Charlot Magayi is the CEO and founder of Mukuru Stoves, a social enterprise that recycles waste metal to produce clean cookstoves for low-income households. Mukuru Stoves was originally based in Nairobi, selling to urban households, but moved its operations to western Kenya to better serve those most in need. Their business model focuses on partnering with women who already have small businesses, and working with them as sales agents on a commission basis. The stoves are priced at USD $10, with the sales agents getting a 10 percent commission on each sale. Through this partnership, sales agents have increased their household incomes, further enabling them to provide for their families.
When the pandemic started, Charlot said, “We definitely had to make some changes; we couldn’t continue doing business as usual.” As such, she decreased sales targets and encouraged sales agents to temporarily leave their businesses to return home. However, Charlot also noticed that while sales decreased for two weeks, they subsequently started to rise slowly: sales agents had decided to go back to work, not only because they needed the income, but also because of an increased demand for Mukuru Stoves.

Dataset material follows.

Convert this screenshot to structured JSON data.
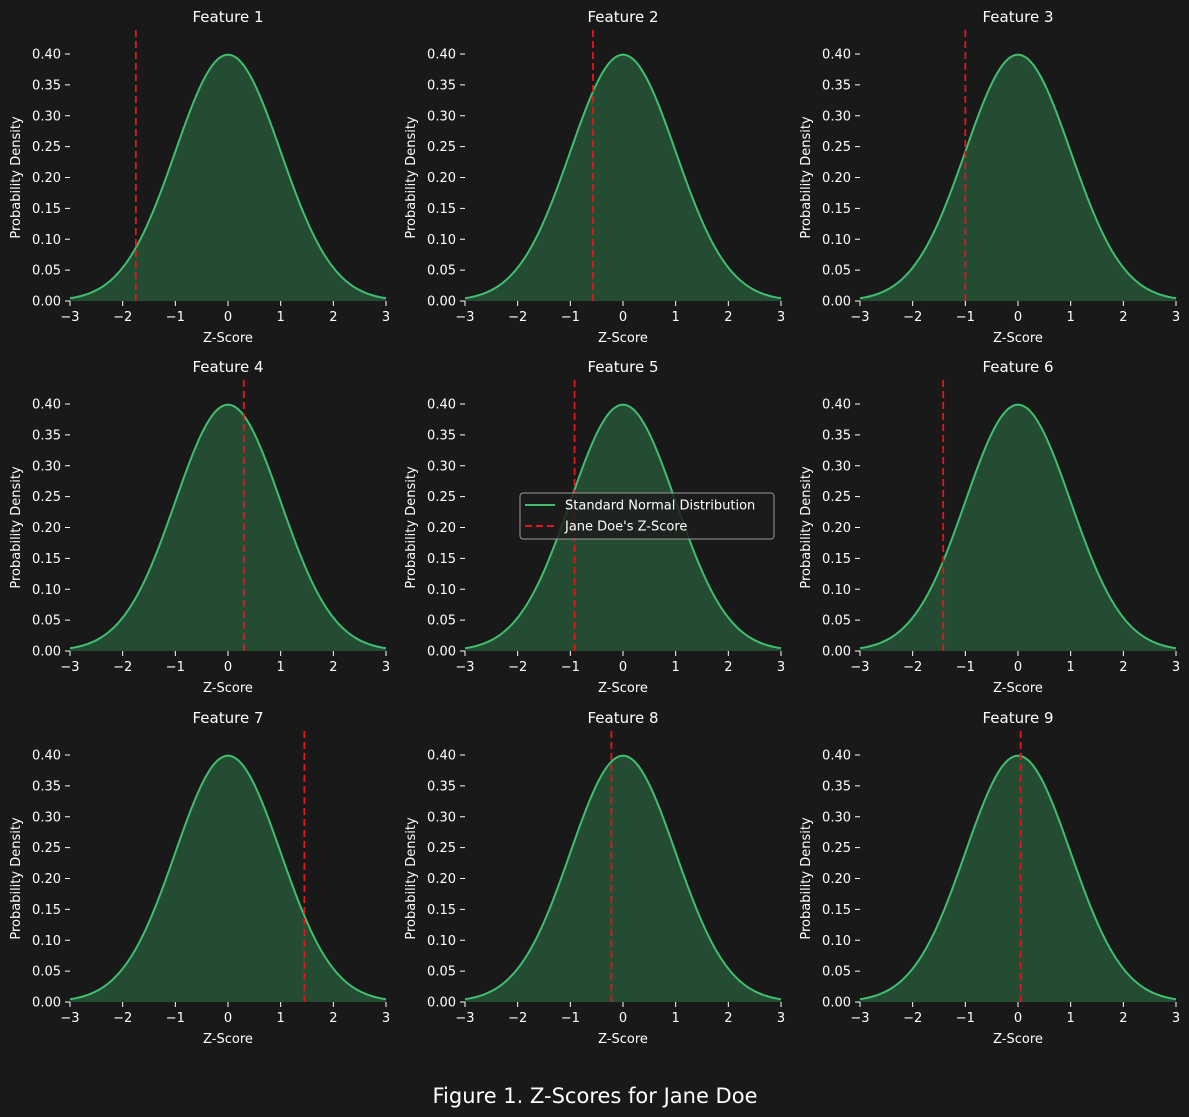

“From the evidence we gathered on why we did not suffer like other businesses in the start-up phase, we found that, since a lot of the breadwinners were forced to stay home, they were able to realize just how dire the need is for clean cookstoves in their households,” Charlot said. “They classified it as an essential product for the household during that time.”
Charlot also attributed the increased demand in cookstoves to the education materials that were circulating from the government on how people with respiratory tract infections are at a higher risk of contracting the virus. This prompted people to seek cleaner cooking solutions, and significantly increased the sales for Mukuru Stoves.
“The biggest effect [COVID-19] has had on our business is, it helped us spread awareness on the impact of household air pollution and how clean cooking can help families avoid respiratory tract infections,” said Charlot.
Having had to discontinue market demonstrations of stoves, Charlot adapted by shifting marketing methods to local radio platforms. This partnership proved to be an effective mechanism to educate consumers on the impact of household air pollution and the benefits of adopting clean cookstoves. Charlot has also adjusted factory conditions to create a safer environment, demarcating the factory into smaller sections with no more than two employees per section. In addition, trainings have been expanded to not just focus on stoves, but to also explore hygiene and safety mechanisms.